We are troubled by the appeal* by plaintiff in this case where summary judgment affects only one of several defendants, thus delaying plaintiff’s imminent “day in court.” We cannot help but note that the appeal was taken almost on the “eve” of the scheduled jury trial in this case. The jury trial was scheduled on December 18, 1986, for March 17, 1987.
The law in this commonwealth is quite clear that a township may not be held liable for failure to warn the commonwealth of a missing traffic control sign on a state highway, be it a stop sign, Mindala v. American Motors, 90 Pa. Commw. 366, 495 A. 2d 644 (1985), petition for allowance of appeal granted, 510 Pa. 158, 507 A.2d 322 (1986), a “no left turn” sign, Rinaldi v. Giblin, 70 Pa. Commw. 253, 452 A.2d 1126 (1982), or otherwise, See also, Calvanese v. Lesit, 70 Pa. Commw. 251, 452 A. 2d 1125 (1982) (failure to warn commonwealth that roadway was covered with mud and debris and that sign warning of upcoming curve was obscured by trees); Swank *124v. Bensalem Township, 68 Pa. Commw. 520, 449 A.2d 837 (1982) (township’s mere application for permit to erect flashing warning lights at approach to curve created no duty on township to erect those lights), petition for allowance of appeal on issue of warning lights denied, 504 Pa. 291, 472 A.2d 1065 (1984).

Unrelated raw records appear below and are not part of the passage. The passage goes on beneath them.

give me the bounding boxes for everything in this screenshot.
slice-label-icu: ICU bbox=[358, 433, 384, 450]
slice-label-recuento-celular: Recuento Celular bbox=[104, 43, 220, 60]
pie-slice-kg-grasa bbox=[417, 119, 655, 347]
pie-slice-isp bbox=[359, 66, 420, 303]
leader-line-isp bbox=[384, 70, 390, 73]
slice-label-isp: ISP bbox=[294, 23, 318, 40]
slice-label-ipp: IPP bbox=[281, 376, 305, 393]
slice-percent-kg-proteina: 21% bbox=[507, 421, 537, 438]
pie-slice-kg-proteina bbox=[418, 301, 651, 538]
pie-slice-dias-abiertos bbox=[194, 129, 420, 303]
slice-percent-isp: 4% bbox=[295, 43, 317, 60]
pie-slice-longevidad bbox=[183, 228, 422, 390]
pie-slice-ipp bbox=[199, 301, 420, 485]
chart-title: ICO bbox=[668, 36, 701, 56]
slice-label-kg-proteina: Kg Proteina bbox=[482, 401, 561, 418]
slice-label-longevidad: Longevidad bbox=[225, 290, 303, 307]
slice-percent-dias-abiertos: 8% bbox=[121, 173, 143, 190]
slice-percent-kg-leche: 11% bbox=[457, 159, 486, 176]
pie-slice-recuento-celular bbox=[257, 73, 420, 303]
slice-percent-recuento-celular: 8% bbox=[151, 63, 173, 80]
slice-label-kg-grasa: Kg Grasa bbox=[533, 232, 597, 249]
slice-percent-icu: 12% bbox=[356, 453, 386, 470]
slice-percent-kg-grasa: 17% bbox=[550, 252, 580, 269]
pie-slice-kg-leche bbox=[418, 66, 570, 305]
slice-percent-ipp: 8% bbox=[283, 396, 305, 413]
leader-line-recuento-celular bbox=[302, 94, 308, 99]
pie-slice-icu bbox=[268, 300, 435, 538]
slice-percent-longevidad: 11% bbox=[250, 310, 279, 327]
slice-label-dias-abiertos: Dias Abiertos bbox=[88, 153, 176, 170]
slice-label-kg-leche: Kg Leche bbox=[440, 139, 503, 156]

Likewise, a township has no legal responsibility to motorists to either re-erect the sign or warn of the hazard since control and maintenance of state highways is the exclusive responsibility of the commonwealth. Mindala, supra; Rinaldi, supra.

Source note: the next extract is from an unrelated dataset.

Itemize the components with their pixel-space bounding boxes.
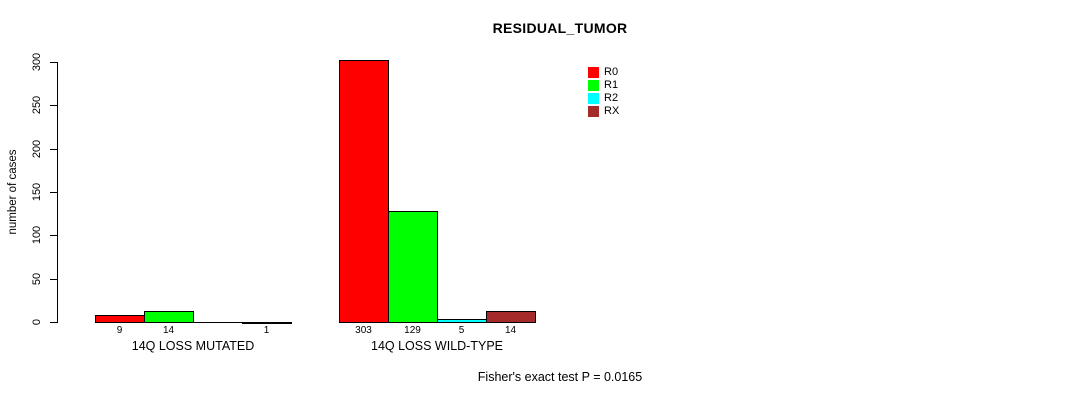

Plaintiffs contention that this court should have deferred action on the township’s motion until such time . as counsel for additional defendant DeAugustine has entered an appearance and has also had the opportunity to oppose the township’s motion, is without merit. The defendant township clearly has no liability in this action. The most creative arguments that counsel for additional defendant may make are not going to change this.

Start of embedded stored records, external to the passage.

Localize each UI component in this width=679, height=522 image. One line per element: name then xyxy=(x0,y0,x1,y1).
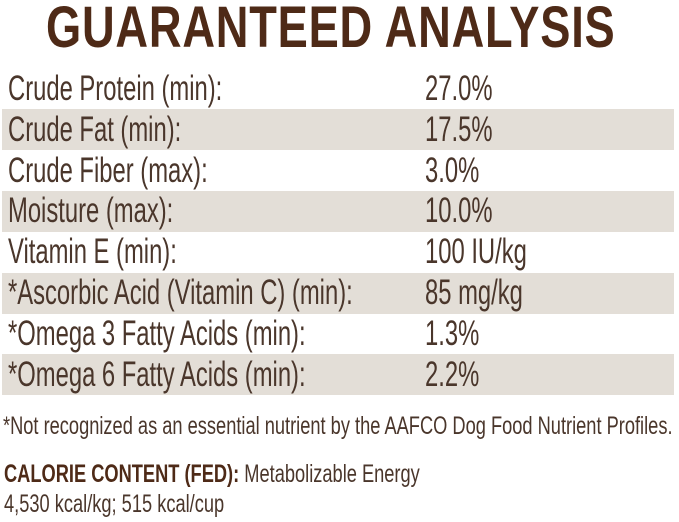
table-row: Crude Fat (min): 17.5% xyxy=(0,109,679,151)
nutrient-label: Moisture (max): xyxy=(8,191,174,231)
table-row: Moisture (max): 10.0% xyxy=(0,191,679,232)
nutrient-label: Crude Fat (min): xyxy=(8,109,182,149)
calorie-content-description: Metabolizable Energy xyxy=(244,460,420,488)
nutrient-value: 2.2% xyxy=(425,354,480,394)
nutrient-label: *Ascorbic Acid (Vitamin C) (min): xyxy=(8,273,353,313)
table-row: Vitamin E (min): 100 IU/kg xyxy=(0,232,679,273)
calorie-content-heading: CALORIE CONTENT (FED): xyxy=(4,460,240,488)
table-row: *Ascorbic Acid (Vitamin C) (min): 85 mg/… xyxy=(0,272,679,314)
page-title: GUARANTEED ANALYSIS xyxy=(46,0,616,60)
nutrient-value: 10.0% xyxy=(425,191,493,231)
nutrient-value: 3.0% xyxy=(425,150,480,190)
table-row: *Omega 3 Fatty Acids (min): 1.3% xyxy=(0,314,679,355)
table-row: Crude Protein (min): 27.0% xyxy=(0,69,679,110)
nutrient-value: 1.3% xyxy=(425,313,480,353)
nutrient-value: 27.0% xyxy=(425,68,493,108)
nutrient-value: 100 IU/kg xyxy=(425,232,527,272)
aafco-footnote: *Not recognized as an essential nutrient… xyxy=(3,412,679,441)
nutrient-value: 17.5% xyxy=(425,109,493,149)
calorie-content-section: CALORIE CONTENT (FED): Metabolizable Ene… xyxy=(4,459,574,519)
analysis-table: Crude Protein (min): 27.0% Crude Fat (mi… xyxy=(0,69,679,396)
nutrient-label: *Omega 6 Fatty Acids (min): xyxy=(8,354,306,394)
nutrient-label: Vitamin E (min): xyxy=(8,232,177,272)
nutrient-label: Crude Fiber (max): xyxy=(8,150,208,190)
table-row: Crude Fiber (max): 3.0% xyxy=(0,150,679,191)
table-row: *Omega 6 Fatty Acids (min): 2.2% xyxy=(0,354,679,396)
calorie-values: 4,530 kcal/kg; 515 kcal/cup xyxy=(4,490,225,518)
nutrient-label: *Omega 3 Fatty Acids (min): xyxy=(8,313,306,353)
aafco-footnote-text: *Not recognized as an essential nutrient… xyxy=(3,412,673,440)
nutrient-value: 85 mg/kg xyxy=(425,273,523,313)
nutrient-label: Crude Protein (min): xyxy=(8,68,223,108)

Plaintiffs further contention that this court should have specified in its order that additional defendant remains on the record as a party to this action, “notwithstanding the summary judgment in favor of the party bringing Dr. DeAügustine into the record,” is also without merit. Firstly, the defendant Commonwealth of Pennsylvania has also filed a new matter cross-claim pursuant to Pa.R.C.P. 2252(d) joining said plaintiff as an additional defendant. Secondly, both the township and the commonwealth joined additional defendant within two years from the date of the accident, within the statute of limitations applicable to plaintiffs cause of action. Because both defendants’ allegations against additional defendant include sole liability to the plaintiff, the estate of Carlo Francis DeAugustine, *125additional defendant remains a party to this action regardless of what happens to either defendant.
Although this case involves a municipality, an appeal has been taken to the Superior Court rather than to the Commonwealth Court.